Alexa nickt ungeduldig und Crimson zieht ein flaches Gerät aus der Hosentasche. Es ist lediglich ein Stück Glas, eingefasst in zwei glänzende Metallschienen. Als er mit seinen Daumen über die Oberfläche streicht, verwandelt diese sich in ein leuchtendes Display. Alexa schaut geduldig zu, wie Crimson ein paar Sekunden lang auf seinem Shouji rumdrückt, seine Finger mit jahrelanger Übung durch die Menüs navigiert. Alexa merkt, wie ihr Sunray in der Tasche kurz vibriert, als Crimson ihr durch die Cloud eine Anfrage sendet. Ihr HUD blinkt auf, sodass plötzlich über der Werbung für Burger an der Wand hinter Crimson grüne Schrift tanzt. Sie legt ihr Sunray neben das Shouji von ihm auf den Tisch, während ihre Augen die Schrift, die nur sie sehen kann, überfliegen. Unbewusst bestätigt sie den Empfang mit einer schneller Handbewegung über das Display und sieht dann, dass einige Dateien aus der Cloud mit dem internen Speicher des Sunrays synchronisiert werden.

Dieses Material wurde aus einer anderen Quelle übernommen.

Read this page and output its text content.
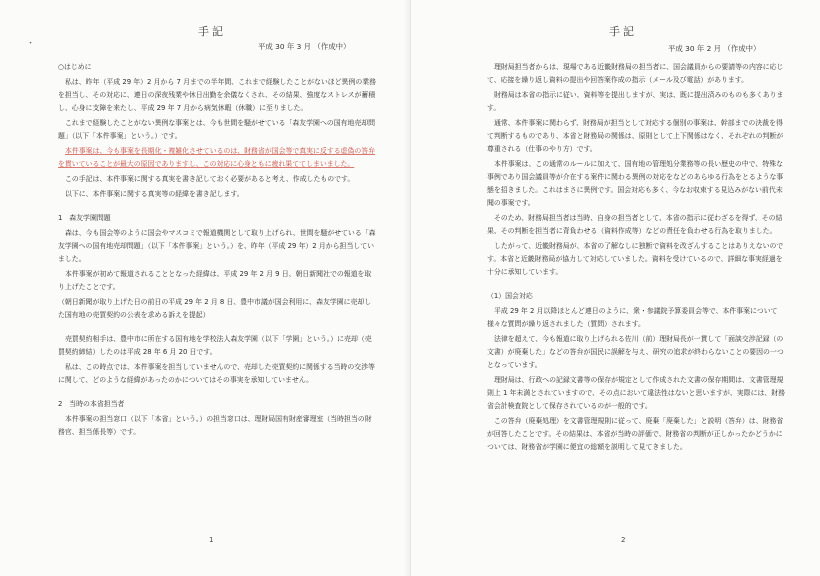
・
手記
平成 30 年 3 月 （作成中）

○はじめに

私は、昨年（平成 29 年）2 月から 7 月までの半年間、これまで経験したことがないほど異例の業務を担当し、その対応に、連日の深夜残業や休日出勤を余儀なくされ、その結果、強度なストレスが蓄積し、心身に支障を来たし、平成 29 年 7 月から病気休暇（休職）に至りました。

これまで経験したことがない異例な事案とは、今も世間を騒がせている「森友学園への国有地売却問題」（以下「本件事案」という。）です。

本件事案は、今も事案を長期化・複雑化させているのは、財務省が国会等で真実に反する虚偽の答弁を貫いていることが最大の原因でありますし、この対応に心身ともに疲れ果ててしまいました。

この手記は、本件事案に関する真実を書き記しておく必要があると考え、作成したものです。

以下に、本件事案に関する真実等の経緯を書き記します。

1　森友学園問題

森は、今も国会等のように国会やマスコミで報道機関として取り上げられ、世間を騒がせている「森友学園への国有地売却問題」（以下「本件事案」という。）を、昨年（平成 29 年）2 月から担当していました。

本件事案が初めて報道されることとなった経緯は、平成 29 年 2 月 9 日、朝日新聞社での報道を取り上げたことです。

（朝日新聞が取り上げた日の前日の平成 29 年 2 月 8 日、豊中市議が国会利用に、森友学園に売却した国有地の売買契約の公表を求める訴えを提起）

売買契約相手は、豊中市に所在する国有地を学校法人森友学園（以下「学園」という。）に売却（売買契約締結）したのは平成 28 年 6 月 20 日です。

私は、この時点では、本件事案を担当していませんので、売却した売買契約に関係する当時の交渉等に関して、どのような経緯があったのかについてはその事実を承知していません。

2　当時の本省担当者

本件事案の担当窓口（以下「本省」という。）の担当窓口は、理財局国有財産審理室（当時担当の財務官、担当係長等）です。

1
手記
平成 30 年 2 月 （作成中）

理財局担当者からは、現場である近畿財務局の担当者に、国会議員からの要請等の内容に応じて、応接を繰り返し資料の提出や回答案作成の指示（メール及び電話）があります。

財務局は本省の指示に従い、資料等を提出しますが、実は、既に提出済みのものも多くあります。

通常、本件事案に関わらず、財務局が担当として対応する個別の事案は、幹部までの決裁を得て判断するものであり、本省と財務局の関係は、原則として上下関係はなく、それぞれの判断が尊重される（仕事のやり方）です。

本件事案は、この通常のルールに加えて、国有地の管理処分業務等の長い歴史の中で、特殊な事例であり国会議員等が介在する案件に関わる異例の対応をなどのあらゆる行為をとるような事態を招きました。これはまさに異例です。国会対応も多く、今なお収束する見込みがない前代未聞の事案です。

そのため、財務局担当者は当時、自身の担当者として、本省の指示に従わざるを得ず、その結果、その判断を担当者に背負わせる（資料作成等）などの責任を負わせる行為を取りました。

したがって、近畿財務局が、本省の了解なしに独断で資料を改ざんすることはありえないのです。本省と近畿財務局が協力して対応していました。資料を受けているので、詳細な事実経過を十分に承知しています。

（1）国会対応

平成 29 年 2 月以降ほとんど連日のように、衆・参議院予算委員会等で、本件事案について様々な質問が繰り返されました（質問）されます。

法律を超えて、今も報道に取り上げられる佐川（前）理財局長が一貫して「面談交渉記録（の文書）が廃棄した」などの答弁が国民に誤解を与え、研究の追求が終わらないことの要因の一つとなっています。

理財局は、行政への記録文書等の保存が規定として作成された文書の保存期間は、文書管理規則上 1 年未満とされていますので、その点において違法性はないと思いますが、実際には、財務省会計検査院として保存されているのが一般的です。

この答弁（廃棄処理）を文書管理規則に従って、廃棄「廃棄した」と説明（答弁）は、財務省が回答したことです。その結果は、本省が当時の評価で、財務省の判断が正しかったかどうかについては、財務省が学園に便宜の総額を説明して見てきました。

2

Eine weitere Geste schaltet das HUD wieder aus. Alexas Aufmerksamkeit kehrt in den Fast-Food-Imbiss zurück, wo die kurze Übertragung nicht die geringste Spur hinterlassen hat.

“Also, hast du Interesse?” fragt Crimson und steckt sein Shouji zurück in die Hosentasche. Er legt neugierig den Kopf zur Seite.

“Klingt echt ganz gut” sagt Alexa unsicher. “Ich schau mir mal die Dateien an und melde mich dann bei dir?”

“Alles klar, aber nicht später als morgen mittag, okay?”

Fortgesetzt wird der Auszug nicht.